"I don't think my mother will die today." You have to have some admiration for an author who begins a story with such a wonderful inversion of Camus' famous opening to THE STRANGER, even though he soon moves into a clotted dystopia of alienation that makes Camus seem almost cheerful. This particular story, though, "Watching Mysteries With My Mother," is almost normal: a meditation on death (and English mystery series on PBS) that only gradually replaces empathy with detachment. It comes more or less in the middle of a collection of fifteen stories that are thoughtfully arranged, from sad but straightforward at the beginning to weird and still weirder towards the end.
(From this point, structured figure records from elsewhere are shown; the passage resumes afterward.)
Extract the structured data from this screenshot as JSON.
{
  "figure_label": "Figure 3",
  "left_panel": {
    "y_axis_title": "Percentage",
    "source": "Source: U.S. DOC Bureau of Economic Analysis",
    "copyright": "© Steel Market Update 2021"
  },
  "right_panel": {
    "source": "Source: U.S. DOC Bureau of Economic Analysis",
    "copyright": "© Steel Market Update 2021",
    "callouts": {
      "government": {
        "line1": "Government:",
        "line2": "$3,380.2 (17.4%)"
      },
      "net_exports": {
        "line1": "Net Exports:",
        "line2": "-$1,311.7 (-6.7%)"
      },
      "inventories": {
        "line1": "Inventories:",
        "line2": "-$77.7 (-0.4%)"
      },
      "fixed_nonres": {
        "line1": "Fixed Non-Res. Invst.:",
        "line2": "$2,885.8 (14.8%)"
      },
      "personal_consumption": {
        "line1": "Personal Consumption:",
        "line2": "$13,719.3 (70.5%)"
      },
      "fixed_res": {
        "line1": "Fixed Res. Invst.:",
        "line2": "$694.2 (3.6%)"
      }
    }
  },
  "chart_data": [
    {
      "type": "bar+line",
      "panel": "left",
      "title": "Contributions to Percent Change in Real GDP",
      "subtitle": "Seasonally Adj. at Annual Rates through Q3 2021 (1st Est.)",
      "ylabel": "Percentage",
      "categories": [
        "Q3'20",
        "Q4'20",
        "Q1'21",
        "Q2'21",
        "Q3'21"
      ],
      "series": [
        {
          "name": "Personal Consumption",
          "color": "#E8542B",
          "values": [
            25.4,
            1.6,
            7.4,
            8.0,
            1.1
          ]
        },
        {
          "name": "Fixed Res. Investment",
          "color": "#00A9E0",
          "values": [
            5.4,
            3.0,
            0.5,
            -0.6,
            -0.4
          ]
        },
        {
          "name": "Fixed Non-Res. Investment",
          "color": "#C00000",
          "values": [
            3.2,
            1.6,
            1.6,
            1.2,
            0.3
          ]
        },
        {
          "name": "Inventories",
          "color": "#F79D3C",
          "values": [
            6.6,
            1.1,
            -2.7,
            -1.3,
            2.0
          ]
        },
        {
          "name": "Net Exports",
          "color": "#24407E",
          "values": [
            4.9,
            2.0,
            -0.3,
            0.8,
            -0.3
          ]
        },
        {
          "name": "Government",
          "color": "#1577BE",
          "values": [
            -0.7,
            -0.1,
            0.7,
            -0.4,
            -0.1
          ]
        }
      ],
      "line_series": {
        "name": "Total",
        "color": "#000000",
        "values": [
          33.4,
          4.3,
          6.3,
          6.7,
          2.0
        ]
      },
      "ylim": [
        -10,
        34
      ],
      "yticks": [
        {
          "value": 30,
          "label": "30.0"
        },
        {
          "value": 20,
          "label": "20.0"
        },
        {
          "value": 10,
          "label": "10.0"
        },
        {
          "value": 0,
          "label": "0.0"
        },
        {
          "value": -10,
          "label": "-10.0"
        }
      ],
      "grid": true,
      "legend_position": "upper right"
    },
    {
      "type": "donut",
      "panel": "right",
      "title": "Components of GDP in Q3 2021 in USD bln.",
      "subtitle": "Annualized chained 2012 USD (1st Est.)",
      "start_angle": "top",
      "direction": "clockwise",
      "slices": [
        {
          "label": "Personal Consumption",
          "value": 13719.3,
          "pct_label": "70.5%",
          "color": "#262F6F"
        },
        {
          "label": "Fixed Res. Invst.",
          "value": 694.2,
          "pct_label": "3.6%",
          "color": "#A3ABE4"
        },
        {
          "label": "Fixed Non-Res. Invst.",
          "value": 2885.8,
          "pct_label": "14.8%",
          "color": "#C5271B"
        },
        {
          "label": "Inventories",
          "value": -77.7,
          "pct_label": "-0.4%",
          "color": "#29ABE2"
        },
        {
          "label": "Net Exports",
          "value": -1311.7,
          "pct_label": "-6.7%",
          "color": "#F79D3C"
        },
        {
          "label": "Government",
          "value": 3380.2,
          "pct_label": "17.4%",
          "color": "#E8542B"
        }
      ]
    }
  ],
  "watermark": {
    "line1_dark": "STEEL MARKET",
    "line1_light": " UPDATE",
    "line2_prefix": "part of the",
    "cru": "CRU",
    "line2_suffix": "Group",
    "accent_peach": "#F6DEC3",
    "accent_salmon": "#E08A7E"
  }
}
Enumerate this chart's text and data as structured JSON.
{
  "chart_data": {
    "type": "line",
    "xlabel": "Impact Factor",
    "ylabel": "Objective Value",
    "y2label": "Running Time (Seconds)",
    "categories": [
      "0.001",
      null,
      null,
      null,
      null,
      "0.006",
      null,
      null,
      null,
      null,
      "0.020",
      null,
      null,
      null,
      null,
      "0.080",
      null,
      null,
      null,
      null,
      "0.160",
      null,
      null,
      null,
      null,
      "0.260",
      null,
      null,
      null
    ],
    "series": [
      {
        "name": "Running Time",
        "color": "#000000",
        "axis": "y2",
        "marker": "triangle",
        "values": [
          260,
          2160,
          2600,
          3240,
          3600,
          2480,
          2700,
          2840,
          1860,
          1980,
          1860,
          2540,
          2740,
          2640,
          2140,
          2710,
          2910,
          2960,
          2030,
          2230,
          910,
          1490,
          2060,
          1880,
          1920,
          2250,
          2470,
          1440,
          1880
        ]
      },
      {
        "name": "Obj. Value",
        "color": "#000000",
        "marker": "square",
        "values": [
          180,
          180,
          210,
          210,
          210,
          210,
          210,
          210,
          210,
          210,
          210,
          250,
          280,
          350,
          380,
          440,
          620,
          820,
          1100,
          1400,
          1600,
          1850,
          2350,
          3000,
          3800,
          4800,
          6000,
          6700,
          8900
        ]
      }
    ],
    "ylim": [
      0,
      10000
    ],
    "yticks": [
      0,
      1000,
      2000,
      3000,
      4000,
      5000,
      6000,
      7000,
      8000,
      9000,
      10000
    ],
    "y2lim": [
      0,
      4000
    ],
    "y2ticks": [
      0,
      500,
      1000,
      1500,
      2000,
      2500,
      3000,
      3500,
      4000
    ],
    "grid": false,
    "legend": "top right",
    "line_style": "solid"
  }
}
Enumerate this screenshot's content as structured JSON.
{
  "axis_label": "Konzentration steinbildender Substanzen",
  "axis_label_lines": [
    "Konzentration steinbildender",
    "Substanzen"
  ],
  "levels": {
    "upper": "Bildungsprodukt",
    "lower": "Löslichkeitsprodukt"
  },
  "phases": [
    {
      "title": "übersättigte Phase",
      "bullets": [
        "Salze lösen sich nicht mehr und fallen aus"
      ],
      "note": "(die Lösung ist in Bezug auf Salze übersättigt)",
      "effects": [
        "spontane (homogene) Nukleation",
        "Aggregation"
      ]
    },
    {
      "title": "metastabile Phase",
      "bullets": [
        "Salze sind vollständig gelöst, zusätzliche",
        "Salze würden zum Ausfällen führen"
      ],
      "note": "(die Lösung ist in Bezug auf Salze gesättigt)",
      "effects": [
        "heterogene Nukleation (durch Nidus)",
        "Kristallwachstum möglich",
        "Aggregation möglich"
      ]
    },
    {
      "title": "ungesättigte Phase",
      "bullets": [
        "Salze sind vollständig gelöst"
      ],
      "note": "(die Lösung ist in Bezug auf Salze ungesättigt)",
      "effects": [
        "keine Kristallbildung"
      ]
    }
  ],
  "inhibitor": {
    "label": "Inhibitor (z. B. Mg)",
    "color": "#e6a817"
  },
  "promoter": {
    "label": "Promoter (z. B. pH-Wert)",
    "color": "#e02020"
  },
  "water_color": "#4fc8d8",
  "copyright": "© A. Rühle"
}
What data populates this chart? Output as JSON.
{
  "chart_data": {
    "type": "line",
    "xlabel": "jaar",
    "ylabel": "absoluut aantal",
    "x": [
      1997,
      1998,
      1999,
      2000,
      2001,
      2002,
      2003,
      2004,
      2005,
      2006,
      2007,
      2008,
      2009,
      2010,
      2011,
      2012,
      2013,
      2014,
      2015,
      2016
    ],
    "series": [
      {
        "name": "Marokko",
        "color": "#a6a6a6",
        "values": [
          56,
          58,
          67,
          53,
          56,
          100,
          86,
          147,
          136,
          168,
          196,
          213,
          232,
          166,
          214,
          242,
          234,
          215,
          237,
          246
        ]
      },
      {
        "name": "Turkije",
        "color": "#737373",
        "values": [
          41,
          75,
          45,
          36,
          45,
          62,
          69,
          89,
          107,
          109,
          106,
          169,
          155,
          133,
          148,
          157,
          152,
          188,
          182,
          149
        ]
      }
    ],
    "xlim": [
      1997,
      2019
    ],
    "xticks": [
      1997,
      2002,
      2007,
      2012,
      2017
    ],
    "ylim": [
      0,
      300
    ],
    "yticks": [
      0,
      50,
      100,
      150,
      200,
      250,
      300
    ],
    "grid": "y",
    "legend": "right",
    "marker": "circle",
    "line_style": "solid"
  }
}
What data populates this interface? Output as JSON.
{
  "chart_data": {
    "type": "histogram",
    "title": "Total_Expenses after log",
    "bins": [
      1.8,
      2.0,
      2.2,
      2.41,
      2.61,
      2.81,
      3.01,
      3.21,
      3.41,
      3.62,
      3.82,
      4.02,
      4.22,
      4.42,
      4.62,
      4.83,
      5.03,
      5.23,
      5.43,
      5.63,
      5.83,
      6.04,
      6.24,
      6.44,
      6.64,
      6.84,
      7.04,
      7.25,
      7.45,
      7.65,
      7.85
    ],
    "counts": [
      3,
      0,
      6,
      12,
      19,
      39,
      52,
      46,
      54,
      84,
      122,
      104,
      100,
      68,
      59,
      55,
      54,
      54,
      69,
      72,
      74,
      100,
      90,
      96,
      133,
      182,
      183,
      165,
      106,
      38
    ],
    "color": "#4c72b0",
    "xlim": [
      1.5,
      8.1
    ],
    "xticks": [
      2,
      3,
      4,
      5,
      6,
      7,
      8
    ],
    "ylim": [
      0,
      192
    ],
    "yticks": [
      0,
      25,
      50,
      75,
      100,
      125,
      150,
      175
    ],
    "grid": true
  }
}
All four stories in Part 1 have male sad-sack protagonists, out of shape, no longer young, unhappily married or divorced. Not cheerful reading. But I liked the second, "I Can Say Many Nice Things," about an professor teaching a fiction-writing class on a cruise ship. Marcus' skewering of the students and the pedagogical balancing act required of the professor is so accurate that it made me laugh out loud; I should have treasured the moment, for it would not happen again. Part 2 contains a couple of stories in the form of interviews with sociologists doing work on childhood and hermit behavior respectively. The content is chilling, but the language is such a perfect parody of academic discourse in the social sciences that I have to quote it:
"The term 'adult' is problematic, I think, and it's too easy to say that my childwork is directly divisive to Matures, particularly Rigid or Bolted Matures. I may help accelerate a latent behavior, I may enable conflict vectors along the lines of the Michiganers, who fasted as a form of warfare, and I feign indifference to familial tension, but I think that success itself has been fetishized, and a certain nostalgia for growth has spoiled our thinking."
Better buckle up, for similar diction will recur in many of the later stories. Much as in Ben Marcus' novel THE FLAME ALPHABET, they move towards totalitarian or post-apocalyptic societies. In some, as in "The Loyalty Protocol," even normal interactions and family bonds are governed by community vigilantism whose standards the protagonist cannot fathom. In "The Father Costume," life on land has been replaced by rowing in small boats, and language has all but disappeared. In "First Love" and the other stories in Part 5, a primitive pseudo-science has taken over even the normal processes of feeling and expressing love. But "Leaving the Sea," the title story, is a tour-de-force: six pages of increasing madness in a single run-on period, breaking down with devastating effect at the very end into a stuttered gasp of staccato sentences.
Yes, Marcus is good -- for those that like him -- but I can't say I derived much enjoyment myself. But I was pleased when the last story of all, "The Moors," about a man ("fat Thomas the sadness machine") lusting after a colleague in his office, returned to at least some semblance of the real world, linking neatly with the tales with which the collection opened.